During a one-day trip south of the border, Secretary of State Hillary Rodham Clinton on Monday lauded Mexico for battling drug cartels she once compared to an insurgency.
Clinton said President Felipe Calderon has been “courageous” in shouldering his share of the two nations’ battle against cross-border criminal networks.
“This is very hard, and what President Calderon has done is absolutely necessary,” Clinton said after meeting with Foreign Minister Patricia Espinosa in Guanajuato, a colonial-era mining city. “There is no alternative.”
She vowed continued U.S. support through equipment and training for Mexican law enforcement, and by targeting the southbound flow of arms and money into Mexico.
Clinton later traveled to Mexico City to visit with Calderon, who declared war on drug cartels when he took power in December 2006.
Clinton’s talks with Espinosa also touched on border management, trucking and climate change. The diplomats didn’t announce any new initiatives in the war against Mexico’s powerful traffickers. Last year, Clinton irked Mexican officials when she compared those groups to a Colombia-style “insurgency” of years past.

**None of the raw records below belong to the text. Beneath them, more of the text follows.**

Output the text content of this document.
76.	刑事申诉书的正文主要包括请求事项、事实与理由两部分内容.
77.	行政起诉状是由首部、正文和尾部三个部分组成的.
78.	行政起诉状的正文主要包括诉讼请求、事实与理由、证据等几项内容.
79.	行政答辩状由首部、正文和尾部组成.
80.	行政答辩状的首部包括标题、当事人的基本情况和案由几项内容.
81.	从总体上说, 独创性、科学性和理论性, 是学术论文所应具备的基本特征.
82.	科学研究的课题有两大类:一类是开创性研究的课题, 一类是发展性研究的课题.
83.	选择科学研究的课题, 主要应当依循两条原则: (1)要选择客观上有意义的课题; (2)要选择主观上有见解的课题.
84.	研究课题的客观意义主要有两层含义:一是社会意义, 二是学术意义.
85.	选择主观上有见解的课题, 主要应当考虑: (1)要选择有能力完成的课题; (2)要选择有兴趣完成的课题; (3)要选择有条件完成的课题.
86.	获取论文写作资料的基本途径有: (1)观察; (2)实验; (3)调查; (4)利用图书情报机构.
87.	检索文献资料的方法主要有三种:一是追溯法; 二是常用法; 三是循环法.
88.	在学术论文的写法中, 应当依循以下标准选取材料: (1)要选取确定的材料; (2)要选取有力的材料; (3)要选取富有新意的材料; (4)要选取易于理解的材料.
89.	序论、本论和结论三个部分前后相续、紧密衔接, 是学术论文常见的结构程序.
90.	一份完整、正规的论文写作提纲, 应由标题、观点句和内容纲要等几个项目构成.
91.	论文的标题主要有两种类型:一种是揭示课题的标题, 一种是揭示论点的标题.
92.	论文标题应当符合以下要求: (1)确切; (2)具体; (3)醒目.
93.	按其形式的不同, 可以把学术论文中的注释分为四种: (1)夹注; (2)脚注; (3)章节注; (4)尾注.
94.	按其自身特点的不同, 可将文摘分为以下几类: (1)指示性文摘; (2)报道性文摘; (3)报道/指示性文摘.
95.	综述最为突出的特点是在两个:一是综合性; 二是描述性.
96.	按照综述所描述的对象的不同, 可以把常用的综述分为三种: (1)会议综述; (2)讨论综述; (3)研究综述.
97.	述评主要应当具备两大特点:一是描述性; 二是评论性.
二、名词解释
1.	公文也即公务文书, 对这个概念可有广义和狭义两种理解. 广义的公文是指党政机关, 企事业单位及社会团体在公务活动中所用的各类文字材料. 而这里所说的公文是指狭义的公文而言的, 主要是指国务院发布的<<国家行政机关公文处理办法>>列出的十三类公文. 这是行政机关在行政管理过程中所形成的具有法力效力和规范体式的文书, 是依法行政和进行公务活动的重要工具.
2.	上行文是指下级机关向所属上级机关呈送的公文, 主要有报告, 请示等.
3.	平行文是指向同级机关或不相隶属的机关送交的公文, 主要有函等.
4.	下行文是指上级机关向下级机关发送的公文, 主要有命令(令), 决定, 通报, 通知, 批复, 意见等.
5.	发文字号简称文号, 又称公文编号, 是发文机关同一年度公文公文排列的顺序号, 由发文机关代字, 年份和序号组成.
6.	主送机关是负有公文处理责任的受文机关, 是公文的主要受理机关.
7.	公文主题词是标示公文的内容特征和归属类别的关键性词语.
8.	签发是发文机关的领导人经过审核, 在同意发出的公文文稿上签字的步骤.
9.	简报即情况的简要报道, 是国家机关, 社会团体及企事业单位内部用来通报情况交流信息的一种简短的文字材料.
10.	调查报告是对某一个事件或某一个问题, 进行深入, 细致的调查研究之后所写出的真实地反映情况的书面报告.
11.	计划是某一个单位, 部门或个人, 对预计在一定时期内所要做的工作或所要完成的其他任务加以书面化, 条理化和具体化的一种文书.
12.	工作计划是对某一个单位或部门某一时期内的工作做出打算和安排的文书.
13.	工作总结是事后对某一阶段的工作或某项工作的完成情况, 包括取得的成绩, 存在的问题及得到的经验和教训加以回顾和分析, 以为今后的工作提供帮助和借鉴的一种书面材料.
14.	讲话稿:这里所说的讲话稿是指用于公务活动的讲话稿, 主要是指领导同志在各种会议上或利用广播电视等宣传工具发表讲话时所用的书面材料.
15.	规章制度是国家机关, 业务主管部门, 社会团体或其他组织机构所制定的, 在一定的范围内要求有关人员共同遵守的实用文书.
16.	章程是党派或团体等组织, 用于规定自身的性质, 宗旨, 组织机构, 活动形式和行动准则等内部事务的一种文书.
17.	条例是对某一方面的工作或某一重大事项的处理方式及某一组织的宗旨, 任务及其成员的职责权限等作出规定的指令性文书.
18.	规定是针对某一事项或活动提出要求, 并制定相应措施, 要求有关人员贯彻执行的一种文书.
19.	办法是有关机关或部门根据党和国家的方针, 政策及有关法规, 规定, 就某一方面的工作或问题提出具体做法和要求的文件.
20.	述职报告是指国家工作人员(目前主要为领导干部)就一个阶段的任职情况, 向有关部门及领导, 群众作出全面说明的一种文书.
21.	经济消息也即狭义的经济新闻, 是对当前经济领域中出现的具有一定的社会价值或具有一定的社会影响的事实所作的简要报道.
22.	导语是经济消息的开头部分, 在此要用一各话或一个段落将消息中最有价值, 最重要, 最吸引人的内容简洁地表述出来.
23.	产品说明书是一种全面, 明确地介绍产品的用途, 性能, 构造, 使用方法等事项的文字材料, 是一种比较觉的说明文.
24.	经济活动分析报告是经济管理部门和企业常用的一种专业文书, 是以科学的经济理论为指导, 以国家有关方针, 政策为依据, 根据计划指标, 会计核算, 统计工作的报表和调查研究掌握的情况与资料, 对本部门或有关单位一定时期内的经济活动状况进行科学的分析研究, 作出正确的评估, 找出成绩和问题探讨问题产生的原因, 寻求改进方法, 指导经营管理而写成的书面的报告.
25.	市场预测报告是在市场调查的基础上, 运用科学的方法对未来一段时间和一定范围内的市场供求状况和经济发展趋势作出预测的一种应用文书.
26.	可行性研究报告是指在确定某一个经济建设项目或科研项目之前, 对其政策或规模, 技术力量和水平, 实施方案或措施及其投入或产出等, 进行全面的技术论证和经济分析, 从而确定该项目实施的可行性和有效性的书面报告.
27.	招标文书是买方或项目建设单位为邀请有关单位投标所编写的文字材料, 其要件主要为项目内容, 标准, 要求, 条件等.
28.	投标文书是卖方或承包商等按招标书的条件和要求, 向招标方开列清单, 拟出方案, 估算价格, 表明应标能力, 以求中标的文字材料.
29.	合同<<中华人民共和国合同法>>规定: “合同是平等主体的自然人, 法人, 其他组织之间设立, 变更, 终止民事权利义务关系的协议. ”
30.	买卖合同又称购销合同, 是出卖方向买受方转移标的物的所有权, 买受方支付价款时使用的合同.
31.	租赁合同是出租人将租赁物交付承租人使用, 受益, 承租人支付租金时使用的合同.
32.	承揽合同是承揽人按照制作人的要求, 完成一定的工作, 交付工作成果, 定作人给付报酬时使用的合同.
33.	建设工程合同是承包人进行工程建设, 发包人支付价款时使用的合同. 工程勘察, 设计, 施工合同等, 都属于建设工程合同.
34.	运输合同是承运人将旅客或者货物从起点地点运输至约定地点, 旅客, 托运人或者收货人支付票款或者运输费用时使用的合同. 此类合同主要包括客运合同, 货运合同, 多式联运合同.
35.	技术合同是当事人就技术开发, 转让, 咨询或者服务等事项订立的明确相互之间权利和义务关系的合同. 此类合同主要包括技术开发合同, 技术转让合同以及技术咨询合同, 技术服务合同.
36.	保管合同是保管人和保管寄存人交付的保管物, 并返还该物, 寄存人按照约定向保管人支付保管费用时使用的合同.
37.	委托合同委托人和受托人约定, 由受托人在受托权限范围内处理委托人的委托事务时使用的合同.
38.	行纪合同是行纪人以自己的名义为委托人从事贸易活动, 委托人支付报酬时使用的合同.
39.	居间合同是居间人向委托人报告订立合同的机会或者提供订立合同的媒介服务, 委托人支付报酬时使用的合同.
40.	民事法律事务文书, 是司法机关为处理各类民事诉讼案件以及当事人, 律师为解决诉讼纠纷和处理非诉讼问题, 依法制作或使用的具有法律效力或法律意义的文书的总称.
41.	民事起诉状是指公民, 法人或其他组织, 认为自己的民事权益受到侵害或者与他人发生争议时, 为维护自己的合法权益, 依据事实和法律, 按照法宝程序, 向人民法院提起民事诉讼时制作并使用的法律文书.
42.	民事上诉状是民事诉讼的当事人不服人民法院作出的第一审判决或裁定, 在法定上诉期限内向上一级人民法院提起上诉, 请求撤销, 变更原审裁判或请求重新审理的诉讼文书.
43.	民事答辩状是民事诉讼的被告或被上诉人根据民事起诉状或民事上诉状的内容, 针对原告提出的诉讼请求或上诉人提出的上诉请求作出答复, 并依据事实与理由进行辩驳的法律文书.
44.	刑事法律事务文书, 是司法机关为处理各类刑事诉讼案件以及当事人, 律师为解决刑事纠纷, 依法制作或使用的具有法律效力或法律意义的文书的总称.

The central state of Guanajuato where Clinton and Espinosa met has been relatively free of the violence that has pushed the drug war high on the bilateral agenda. Nationwide, the death toll exceeds 34,000 in four years. Most of the killing stems from fighting among drug traffickers for control of smuggling routes and local markets.
The violence has sown terror in border cities such as Ciudad Juarez and the northern states of Tamaulipas and Nuevo Leon.
A day before Clinton’s visit, seven men were killed in Ciudad Juarez — Mexico’s most violent city — when unidentified gunmen opened fire with assault weapons at a public soccer field. Eight gunmen were reported killed in clashes Monday with Mexican troops outside the industrial city of Monterrey in Nuevo Leon.
The rising bloodshed pushed Calderon last year to seek U.S. help in bringing calm to Ciudad Juarez, according to a U.S. diplomatic cable made available by WikiLeaks and newly published by Spain’s El Pais newspaper.